Preciso ser sunita ou xiita? Não posso ser um sushi?
Assisti hoje ao trailer do documentário “Why Can’t I Be A Sushi” (por que eu não posso ser um sushi, em inglês). A produção, que estreou no Reino Unido, discute as divisões sectárias dentro do islã a partir da perspectiva de duas jovens irmãs de origem iraquiana, uma sunita e a outra xiita. Elas preferem ser “sushi” do que aderir a disputas ideológicas.
O termo “sushi”, que mistura “sunita” e “xiita”, fez algum sucesso em 2014, quando uma fotografia circulou pelas redes sociais retratando uma família segurando mensagens em folhas de papel: a mãe dizia “sou sunita”, o pai afirmava “sou xiita” e a filhota concluía “sou sushi”. Mais tarde, relatos sugeriam que a imagem fosse uma montagem –mas a mensagem já havia cativado uma audiência cansada dos confrontos, por vezes violentos, entre ambas as interpretações do islã.
Essa questão é tema do documentário “Why Can’t I Be a Sushi”, de Hoda Elsoudani. A rede de TV Al Jazeera conversou com ela sobre a produção. Segundo a diretora:
Estive pensando por muitos anos em fazer um filme sobre o conflito entre sunitas e xiitas. Eu mesma sou um “sushi”, no sentido de que eu pego o melhor de ambos os ramos. Eu sentia que as pessoas sempre estavam tentando me empurrar para pertencer a um grupo ou ao outro, e primeira questão era sempre se eu era sunita ou xiita. Quando você responde “sou apenas muçulmano”, não era o suficiente. Isso realmente me incomodava.
Em “Why Can’t I Be a Sushi”, as duas irmãs conversam com outros muçulmanos sobre as tensões sectárias. Elas entrevistam clérigos, por exemplo, e transeuntes. Perguntam quais são as diferenças entre sunitas e xiitas, e por que afinal uma pessoa não pode ser ambos.
À plateia, a pergunta pode parecer ingênua. Conflitos políticos levaram, nas últimas décadas, à deterioração das relações entre sunitas e xiitas. Em países com o Iraque, as disputas tomaram a forma de um conflito religioso que remete a disputas históricas entre muçulmanos. Para a organização terrorista Estado Islâmico, por exemplo, xiitas são infiéis e devem ser perseguidos por sua crença.
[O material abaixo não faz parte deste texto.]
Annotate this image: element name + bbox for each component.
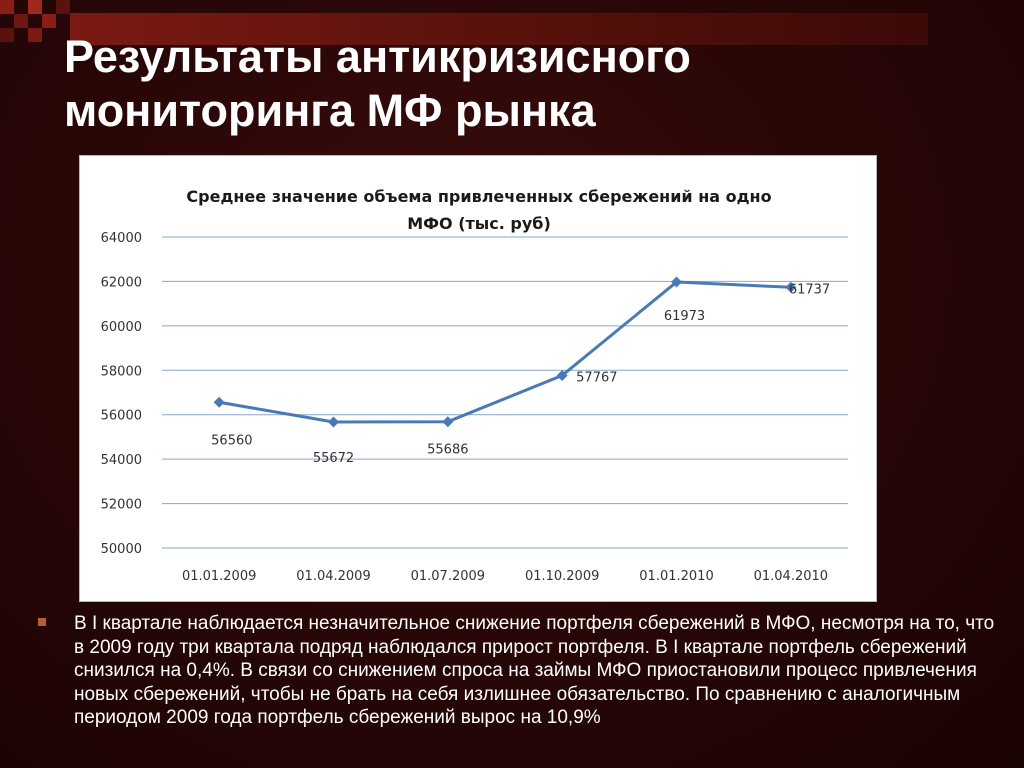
chart-title-line-2: МФО (тыс. руб) [407,214,551,233]
x-tick-label: 01.07.2009 [411,569,485,584]
data-label: 61973 [664,309,705,324]
line-chart: Среднее значение объема привлеченных сбе… [79,155,877,602]
x-tick-label: 01.01.2010 [639,569,713,584]
x-tick-label: 01.04.2009 [296,569,370,584]
title-accent-bar [70,13,928,45]
y-tick-label: 64000 [101,231,142,246]
chart-title: Среднее значение объема привлеченных сбе… [80,183,878,237]
data-point-marker [556,369,568,381]
y-tick-label: 62000 [101,275,142,290]
y-tick-label: 58000 [101,364,142,379]
data-label: 57767 [576,370,617,385]
data-label: 55672 [313,451,354,466]
slide-title-line-2: мониторинга МФ рынка [64,85,596,136]
y-tick-label: 56000 [101,409,142,424]
data-point-marker [785,281,797,293]
y-tick-label: 60000 [101,320,142,335]
series-line [218,280,791,424]
data-label: 61737 [789,282,830,297]
bullet-text: В I квартале наблюдается незначительное … [74,613,995,728]
slide-title: Результаты антикризисного мониторинга МФ… [64,30,964,138]
y-tick-label: 52000 [101,498,142,513]
chart-plot-area: 50000 52000 54000 56000 58000 60000 62000 64000… [101,231,848,584]
data-point-marker [442,416,454,428]
x-tick-label: 01.10.2009 [525,569,599,584]
bullet-marker-icon [38,618,46,626]
chart-title-line-1: Среднее значение объема привлеченных сбе… [186,187,772,206]
corner-decoration [0,0,70,42]
y-tick-label: 54000 [101,453,142,468]
data-point-marker [671,276,682,288]
x-tick-label: 01.01.2009 [182,569,256,584]
data-label: 55686 [427,443,468,458]
data-point-marker [213,396,225,408]
data-point-marker [328,416,339,428]
x-tick-label: 01.04.2010 [754,569,828,584]
y-tick-label: 50000 [101,542,142,557]
data-label: 56560 [211,433,252,448]
slide-title-line-1: Результаты антикризисного [64,31,691,82]
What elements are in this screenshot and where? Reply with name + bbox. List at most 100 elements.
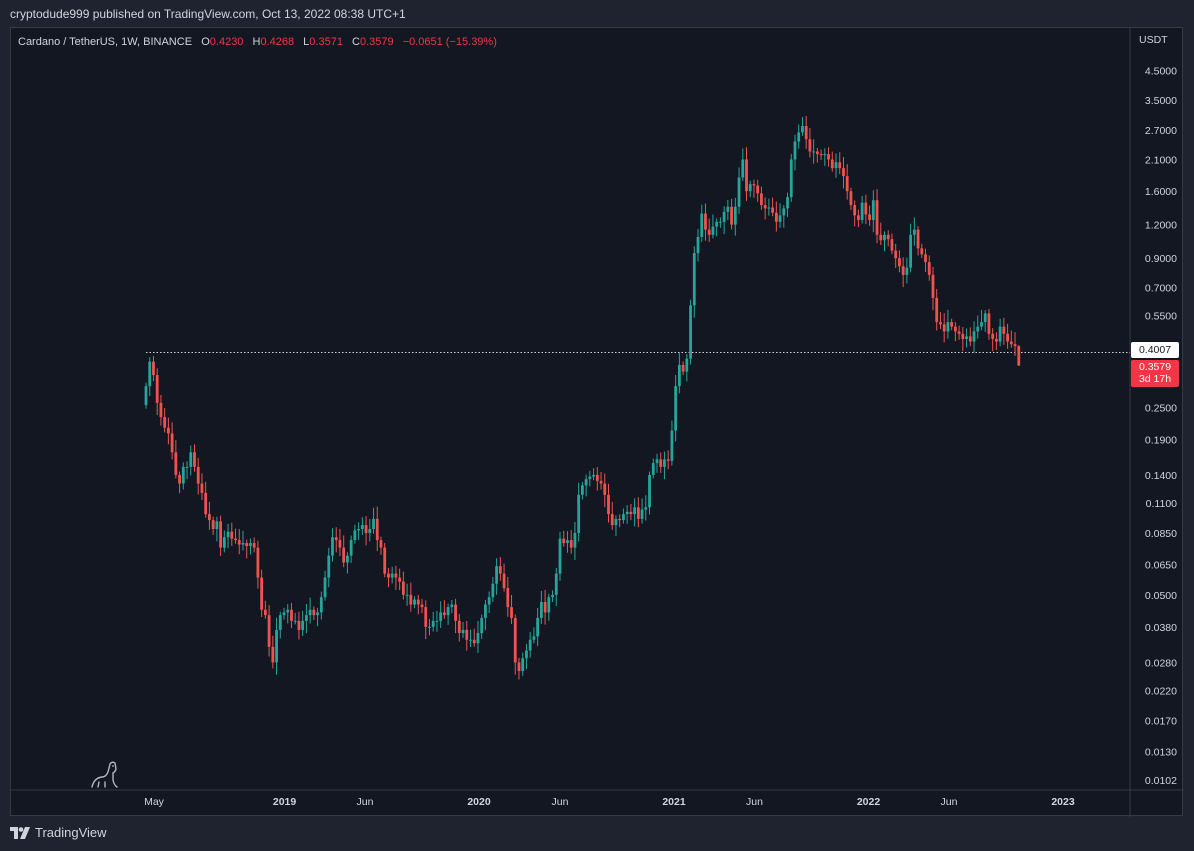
candle — [782, 204, 786, 228]
candle — [469, 629, 472, 647]
candle — [357, 522, 361, 541]
candle — [487, 591, 491, 614]
candle — [1006, 323, 1009, 349]
candle — [886, 230, 890, 247]
last-price-value: 0.3579 — [1138, 361, 1172, 373]
chart-frame[interactable]: USDT 4.5000 3.5000 2.7000 2.1000 1.6000 1.2000… — [10, 27, 1184, 817]
currency-label: USDT — [1139, 34, 1168, 46]
candle — [484, 599, 487, 631]
candle — [853, 200, 857, 227]
bar-countdown: 3d 17h — [1138, 373, 1172, 385]
candle — [778, 203, 782, 228]
candle — [700, 204, 704, 242]
candle — [226, 523, 230, 549]
candle — [312, 606, 316, 620]
candle — [957, 325, 961, 340]
tradingview-logo[interactable]: TradingView — [10, 825, 107, 840]
candle — [1009, 330, 1013, 348]
candle — [968, 327, 972, 347]
price-chart[interactable]: USDT 4.5000 3.5000 2.7000 2.1000 1.6000 1.2000… — [11, 28, 1184, 817]
candle — [689, 299, 692, 365]
candle — [204, 481, 208, 518]
candle — [763, 197, 767, 220]
candle — [379, 536, 383, 555]
candle — [547, 593, 551, 621]
change-value: −0.0651 (−15.39%) — [402, 36, 497, 48]
candle — [353, 524, 357, 544]
candle — [364, 516, 368, 546]
candle — [912, 217, 916, 246]
candle — [148, 357, 152, 396]
candle — [976, 315, 980, 339]
candle — [532, 627, 536, 644]
candle — [360, 517, 364, 535]
candle — [234, 528, 237, 544]
candle — [323, 570, 327, 601]
line-price-tag: 0.4007 — [1131, 342, 1179, 358]
x-tick-label: 2021 — [662, 796, 686, 808]
y-tick-label: 0.0130 — [1145, 747, 1177, 759]
candle — [517, 657, 521, 680]
candle — [252, 537, 256, 553]
candle — [521, 652, 525, 676]
close-label: C — [352, 36, 360, 48]
y-tick-label: 0.5500 — [1145, 311, 1177, 323]
candle — [924, 248, 927, 272]
candle — [842, 157, 845, 189]
symbol-name[interactable]: Cardano / TetherUS, 1W, BINANCE — [18, 36, 193, 48]
symbol-legend: Cardano / TetherUS, 1W, BINANCE O0.4230 … — [18, 36, 497, 48]
candle — [655, 453, 659, 473]
candle — [472, 628, 476, 647]
candle — [726, 199, 730, 221]
candle — [342, 535, 346, 568]
candle — [297, 611, 301, 640]
candle — [558, 531, 562, 581]
candle — [454, 598, 457, 634]
x-tick-label: Jun — [941, 796, 958, 808]
candle — [733, 197, 737, 236]
candle — [797, 124, 801, 149]
candle — [920, 243, 924, 258]
candle — [219, 515, 223, 557]
candle — [208, 501, 211, 530]
candle — [181, 462, 185, 490]
candle — [953, 322, 957, 342]
candle — [711, 214, 715, 239]
candle — [939, 312, 942, 330]
candle — [539, 590, 543, 624]
low-label: L — [303, 36, 310, 48]
candle — [767, 198, 771, 216]
y-tick-label: 0.0650 — [1145, 559, 1177, 571]
candle — [830, 151, 834, 172]
candle — [819, 149, 823, 160]
candle — [278, 611, 282, 639]
y-tick-label: 0.0220 — [1145, 685, 1177, 697]
candle — [618, 514, 622, 528]
candle — [390, 566, 394, 584]
y-tick-label: 0.1900 — [1145, 434, 1177, 446]
y-tick-label: 0.0170 — [1145, 716, 1177, 728]
candle — [536, 607, 540, 647]
candle — [502, 563, 506, 592]
candle — [894, 243, 898, 268]
candle — [316, 607, 319, 627]
candle — [1002, 317, 1006, 345]
candle — [756, 179, 760, 202]
candle — [622, 508, 625, 524]
candle — [804, 115, 808, 149]
candle — [715, 218, 719, 237]
candle — [741, 148, 745, 182]
candle — [994, 332, 998, 350]
candle — [808, 128, 812, 158]
candle — [677, 352, 681, 394]
y-tick-label: 2.1000 — [1145, 154, 1177, 166]
candle — [498, 557, 502, 581]
candle — [644, 495, 648, 521]
candle — [263, 600, 267, 619]
candle — [267, 605, 271, 657]
candle — [431, 611, 435, 632]
candle — [1017, 345, 1021, 366]
candle — [972, 321, 976, 353]
low-value: 0.3571 — [309, 36, 343, 48]
x-tick-label: 2023 — [1051, 796, 1075, 808]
A contradição entre a visão das duas irmãs e a seriedade da questão é proposital, afirma a diretora à Al Jazeera. Pois:
Eu queria lembrar as pessoas da simplicidade do islã. Sentia que, se eu abordasse essa questão tão complexa e sensível de maneira tão simples, pelos olhos de duas crianças inocentes apesar de maduras, teria um grande impacto no modo de pensar. Isso nos faz refletir sobre nossas ações, comportamentos e padrões de pensamento mais do que se o documentário fosse apresentado por adultos.